Sitting at another table a girl looked at him and pointed. That was a surprise, he was obviously looking better than he thought. He smiled at her and attempted a coy wink.

Then the snickering started. Whispered voices floated behind cupped hands. Phones were pulled out and examined. A few of the men raised their glasses to him. Somebody took a photo.

“Hey fatty, give us a twirl!”

The bar roared and Arthur’s face went hot and red. He felt as dizzy and confused as his first day at the gym. He ran to the door and raced home.

Once inside he grabbed his laptop and stared at it straight in the screen.

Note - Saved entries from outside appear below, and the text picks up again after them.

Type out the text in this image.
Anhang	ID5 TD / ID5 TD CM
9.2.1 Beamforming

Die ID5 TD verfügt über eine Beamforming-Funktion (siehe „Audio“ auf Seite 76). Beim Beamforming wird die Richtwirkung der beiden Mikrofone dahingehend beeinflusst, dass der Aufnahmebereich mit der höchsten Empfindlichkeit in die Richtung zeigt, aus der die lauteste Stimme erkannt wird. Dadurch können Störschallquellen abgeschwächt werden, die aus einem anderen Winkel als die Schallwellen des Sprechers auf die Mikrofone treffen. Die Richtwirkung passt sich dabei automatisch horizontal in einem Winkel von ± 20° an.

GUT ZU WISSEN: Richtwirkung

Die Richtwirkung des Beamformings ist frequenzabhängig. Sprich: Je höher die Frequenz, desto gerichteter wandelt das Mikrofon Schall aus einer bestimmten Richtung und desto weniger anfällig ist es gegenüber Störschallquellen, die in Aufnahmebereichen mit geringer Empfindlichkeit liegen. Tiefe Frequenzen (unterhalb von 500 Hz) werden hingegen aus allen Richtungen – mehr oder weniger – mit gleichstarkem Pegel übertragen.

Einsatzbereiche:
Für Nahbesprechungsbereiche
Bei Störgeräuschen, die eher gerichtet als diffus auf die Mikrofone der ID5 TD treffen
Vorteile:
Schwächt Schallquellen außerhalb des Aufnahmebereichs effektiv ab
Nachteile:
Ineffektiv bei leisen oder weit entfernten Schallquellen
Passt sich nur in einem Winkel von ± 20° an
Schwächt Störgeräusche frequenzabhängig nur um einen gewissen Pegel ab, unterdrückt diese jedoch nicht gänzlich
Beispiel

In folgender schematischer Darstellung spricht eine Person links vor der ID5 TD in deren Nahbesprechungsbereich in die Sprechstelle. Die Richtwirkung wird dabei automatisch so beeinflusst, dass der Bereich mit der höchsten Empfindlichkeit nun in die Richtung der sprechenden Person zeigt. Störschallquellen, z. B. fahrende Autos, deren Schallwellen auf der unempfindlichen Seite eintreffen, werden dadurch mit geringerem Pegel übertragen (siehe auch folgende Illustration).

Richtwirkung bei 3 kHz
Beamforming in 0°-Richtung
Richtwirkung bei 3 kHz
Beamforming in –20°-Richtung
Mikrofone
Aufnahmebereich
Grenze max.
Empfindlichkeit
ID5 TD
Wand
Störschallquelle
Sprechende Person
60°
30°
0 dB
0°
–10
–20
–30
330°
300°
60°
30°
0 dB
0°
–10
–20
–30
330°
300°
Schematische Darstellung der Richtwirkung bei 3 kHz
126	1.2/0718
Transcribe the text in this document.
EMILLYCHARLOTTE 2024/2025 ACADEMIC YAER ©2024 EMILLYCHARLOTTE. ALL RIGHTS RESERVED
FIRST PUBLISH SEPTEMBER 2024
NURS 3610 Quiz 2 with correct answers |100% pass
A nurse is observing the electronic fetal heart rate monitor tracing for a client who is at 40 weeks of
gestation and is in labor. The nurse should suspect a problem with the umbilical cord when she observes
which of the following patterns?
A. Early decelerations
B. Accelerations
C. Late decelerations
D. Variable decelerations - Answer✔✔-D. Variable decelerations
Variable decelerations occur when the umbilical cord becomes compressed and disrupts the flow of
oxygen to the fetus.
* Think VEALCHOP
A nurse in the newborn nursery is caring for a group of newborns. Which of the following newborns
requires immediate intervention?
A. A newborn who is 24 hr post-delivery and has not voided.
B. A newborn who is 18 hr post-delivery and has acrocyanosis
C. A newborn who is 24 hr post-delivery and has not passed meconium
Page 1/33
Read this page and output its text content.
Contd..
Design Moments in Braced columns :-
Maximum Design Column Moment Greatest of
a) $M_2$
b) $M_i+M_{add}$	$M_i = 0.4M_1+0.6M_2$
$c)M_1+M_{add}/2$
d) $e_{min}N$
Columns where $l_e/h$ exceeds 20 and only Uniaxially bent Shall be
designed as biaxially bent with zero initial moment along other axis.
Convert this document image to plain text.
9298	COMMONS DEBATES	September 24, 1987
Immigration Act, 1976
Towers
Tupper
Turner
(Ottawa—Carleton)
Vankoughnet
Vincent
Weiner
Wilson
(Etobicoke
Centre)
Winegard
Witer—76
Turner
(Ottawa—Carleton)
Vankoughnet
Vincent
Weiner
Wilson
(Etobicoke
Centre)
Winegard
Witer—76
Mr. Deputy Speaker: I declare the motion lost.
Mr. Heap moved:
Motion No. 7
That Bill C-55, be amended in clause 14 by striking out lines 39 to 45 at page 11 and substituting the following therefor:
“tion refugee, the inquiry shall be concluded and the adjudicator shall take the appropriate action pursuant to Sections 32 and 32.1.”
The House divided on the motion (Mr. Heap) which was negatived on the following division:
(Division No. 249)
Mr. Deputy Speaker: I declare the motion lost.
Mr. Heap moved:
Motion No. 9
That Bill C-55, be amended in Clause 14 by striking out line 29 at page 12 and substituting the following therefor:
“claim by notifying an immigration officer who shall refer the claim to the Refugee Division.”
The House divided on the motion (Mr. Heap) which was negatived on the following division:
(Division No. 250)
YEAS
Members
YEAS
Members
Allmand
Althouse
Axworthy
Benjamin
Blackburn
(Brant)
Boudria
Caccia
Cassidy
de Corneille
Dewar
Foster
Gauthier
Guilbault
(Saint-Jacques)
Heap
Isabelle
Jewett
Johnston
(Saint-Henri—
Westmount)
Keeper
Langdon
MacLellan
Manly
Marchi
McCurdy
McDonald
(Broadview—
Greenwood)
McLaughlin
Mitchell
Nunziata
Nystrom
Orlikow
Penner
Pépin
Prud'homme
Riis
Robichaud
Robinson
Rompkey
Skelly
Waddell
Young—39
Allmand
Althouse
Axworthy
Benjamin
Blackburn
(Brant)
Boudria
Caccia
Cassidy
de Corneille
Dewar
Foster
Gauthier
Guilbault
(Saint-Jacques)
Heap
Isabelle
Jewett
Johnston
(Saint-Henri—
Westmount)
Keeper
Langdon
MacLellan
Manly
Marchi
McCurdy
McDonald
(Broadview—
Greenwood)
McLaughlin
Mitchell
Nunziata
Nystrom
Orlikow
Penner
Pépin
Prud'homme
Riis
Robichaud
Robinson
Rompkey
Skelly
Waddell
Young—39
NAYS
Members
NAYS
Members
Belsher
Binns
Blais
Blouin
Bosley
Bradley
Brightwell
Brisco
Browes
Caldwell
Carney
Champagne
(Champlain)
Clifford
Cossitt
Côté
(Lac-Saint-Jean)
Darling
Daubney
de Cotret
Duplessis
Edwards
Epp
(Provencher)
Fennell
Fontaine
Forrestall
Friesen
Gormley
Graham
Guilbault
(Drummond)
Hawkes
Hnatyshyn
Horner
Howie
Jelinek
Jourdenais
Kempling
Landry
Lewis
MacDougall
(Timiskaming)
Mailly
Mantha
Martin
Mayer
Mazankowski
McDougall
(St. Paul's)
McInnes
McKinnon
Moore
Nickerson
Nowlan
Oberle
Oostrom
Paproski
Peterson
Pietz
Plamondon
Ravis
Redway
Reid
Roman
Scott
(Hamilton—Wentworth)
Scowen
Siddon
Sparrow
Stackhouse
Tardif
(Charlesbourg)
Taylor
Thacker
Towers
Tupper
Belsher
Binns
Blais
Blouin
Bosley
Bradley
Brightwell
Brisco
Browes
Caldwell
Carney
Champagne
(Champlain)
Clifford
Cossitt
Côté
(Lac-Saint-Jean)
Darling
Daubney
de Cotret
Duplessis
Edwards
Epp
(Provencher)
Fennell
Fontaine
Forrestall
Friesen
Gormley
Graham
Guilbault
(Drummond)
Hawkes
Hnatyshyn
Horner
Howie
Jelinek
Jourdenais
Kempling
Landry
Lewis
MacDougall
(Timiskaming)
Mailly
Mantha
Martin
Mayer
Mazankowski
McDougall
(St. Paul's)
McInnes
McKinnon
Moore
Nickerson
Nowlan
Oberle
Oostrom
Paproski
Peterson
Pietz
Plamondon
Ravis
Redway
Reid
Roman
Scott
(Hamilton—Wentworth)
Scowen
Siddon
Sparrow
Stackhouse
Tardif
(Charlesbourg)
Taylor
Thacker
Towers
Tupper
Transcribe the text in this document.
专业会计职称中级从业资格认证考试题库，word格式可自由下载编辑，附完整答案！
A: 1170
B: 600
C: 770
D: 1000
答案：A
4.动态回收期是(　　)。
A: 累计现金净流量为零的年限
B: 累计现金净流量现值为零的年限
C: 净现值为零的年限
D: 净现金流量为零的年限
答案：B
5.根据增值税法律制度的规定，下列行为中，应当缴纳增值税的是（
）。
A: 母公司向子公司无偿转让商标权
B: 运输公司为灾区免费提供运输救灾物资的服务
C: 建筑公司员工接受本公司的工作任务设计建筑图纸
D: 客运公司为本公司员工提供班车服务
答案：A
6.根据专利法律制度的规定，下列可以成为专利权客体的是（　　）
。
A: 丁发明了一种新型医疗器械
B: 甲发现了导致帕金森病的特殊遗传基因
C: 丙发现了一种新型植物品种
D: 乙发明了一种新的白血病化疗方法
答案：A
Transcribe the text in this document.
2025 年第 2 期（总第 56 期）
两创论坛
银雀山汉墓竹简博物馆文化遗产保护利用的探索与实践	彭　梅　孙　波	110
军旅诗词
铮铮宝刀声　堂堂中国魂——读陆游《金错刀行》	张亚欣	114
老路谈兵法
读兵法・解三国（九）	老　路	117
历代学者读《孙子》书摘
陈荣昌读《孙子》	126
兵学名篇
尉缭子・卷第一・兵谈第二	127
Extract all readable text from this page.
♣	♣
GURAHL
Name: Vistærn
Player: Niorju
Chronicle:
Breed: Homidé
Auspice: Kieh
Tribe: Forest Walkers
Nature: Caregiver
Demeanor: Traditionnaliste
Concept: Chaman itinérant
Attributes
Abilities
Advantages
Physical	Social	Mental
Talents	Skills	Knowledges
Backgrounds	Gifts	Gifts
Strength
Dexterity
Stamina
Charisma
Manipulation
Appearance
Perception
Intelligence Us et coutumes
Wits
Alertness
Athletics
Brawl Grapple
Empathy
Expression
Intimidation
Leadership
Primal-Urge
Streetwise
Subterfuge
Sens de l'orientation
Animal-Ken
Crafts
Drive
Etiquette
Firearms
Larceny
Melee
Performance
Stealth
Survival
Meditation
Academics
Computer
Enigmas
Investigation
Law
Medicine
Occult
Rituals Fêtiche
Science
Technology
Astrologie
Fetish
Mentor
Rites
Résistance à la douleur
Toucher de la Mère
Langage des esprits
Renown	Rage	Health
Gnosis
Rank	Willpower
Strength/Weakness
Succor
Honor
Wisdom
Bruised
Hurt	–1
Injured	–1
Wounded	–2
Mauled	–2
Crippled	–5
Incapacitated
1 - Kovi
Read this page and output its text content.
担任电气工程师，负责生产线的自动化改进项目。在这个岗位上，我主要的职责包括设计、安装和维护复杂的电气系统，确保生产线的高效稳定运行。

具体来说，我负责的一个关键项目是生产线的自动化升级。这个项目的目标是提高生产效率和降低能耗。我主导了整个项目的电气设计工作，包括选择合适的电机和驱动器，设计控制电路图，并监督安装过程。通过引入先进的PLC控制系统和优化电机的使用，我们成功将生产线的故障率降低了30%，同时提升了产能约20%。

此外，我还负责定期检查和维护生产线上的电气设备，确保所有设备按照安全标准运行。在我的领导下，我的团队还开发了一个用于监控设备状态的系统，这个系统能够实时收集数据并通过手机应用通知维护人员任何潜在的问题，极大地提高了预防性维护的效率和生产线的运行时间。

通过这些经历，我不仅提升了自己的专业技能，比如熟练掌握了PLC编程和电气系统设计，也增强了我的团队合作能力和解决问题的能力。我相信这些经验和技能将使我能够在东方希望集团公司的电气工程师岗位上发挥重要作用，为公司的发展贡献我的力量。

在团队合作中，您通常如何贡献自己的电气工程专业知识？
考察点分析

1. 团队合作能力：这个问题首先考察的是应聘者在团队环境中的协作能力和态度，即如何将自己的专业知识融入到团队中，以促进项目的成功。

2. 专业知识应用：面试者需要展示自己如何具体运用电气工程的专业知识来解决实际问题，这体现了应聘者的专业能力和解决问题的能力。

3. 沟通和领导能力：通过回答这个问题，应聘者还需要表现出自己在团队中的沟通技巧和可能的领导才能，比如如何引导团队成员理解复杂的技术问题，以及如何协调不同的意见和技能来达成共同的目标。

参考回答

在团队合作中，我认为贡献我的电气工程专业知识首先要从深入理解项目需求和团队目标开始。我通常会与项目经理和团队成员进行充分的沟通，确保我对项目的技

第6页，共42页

“They laughed at me! What happened?” Arthur pleaded.

No response.

“Please! What did I do wrong?”

Nothing.

Arthur wailed and sat on the floor. He cried to himself for a while and ate the chocolates he had hidden under his couch. Despondent, he curled up on the floor and tried to forget.

After half an hour his laptop beeped. Eagerly, he looked but saw only a new email, waiting to be opened.

Subject: This month’s most hilarious videos!

Cat falls into bath!

Bride has wardrobe malfunction!

Baby farts itself awake!

Each link was accompanied by a small image bearing a single frame of the video. And then he saw it. The last link on the screen:

Fat naked man dances for you!

And a small image of Arthur, naked and arms astride. He clicked on the link and watched himself twirling for the camera. White and fleshy and dangly in the warm, afternoon light. In the background, a slice of pizza lay discarded on the couch.

He shut down his email and saw a single message flashing on his screen.

Well, you’re as famous as Shakespeare now. Probably more popular, too.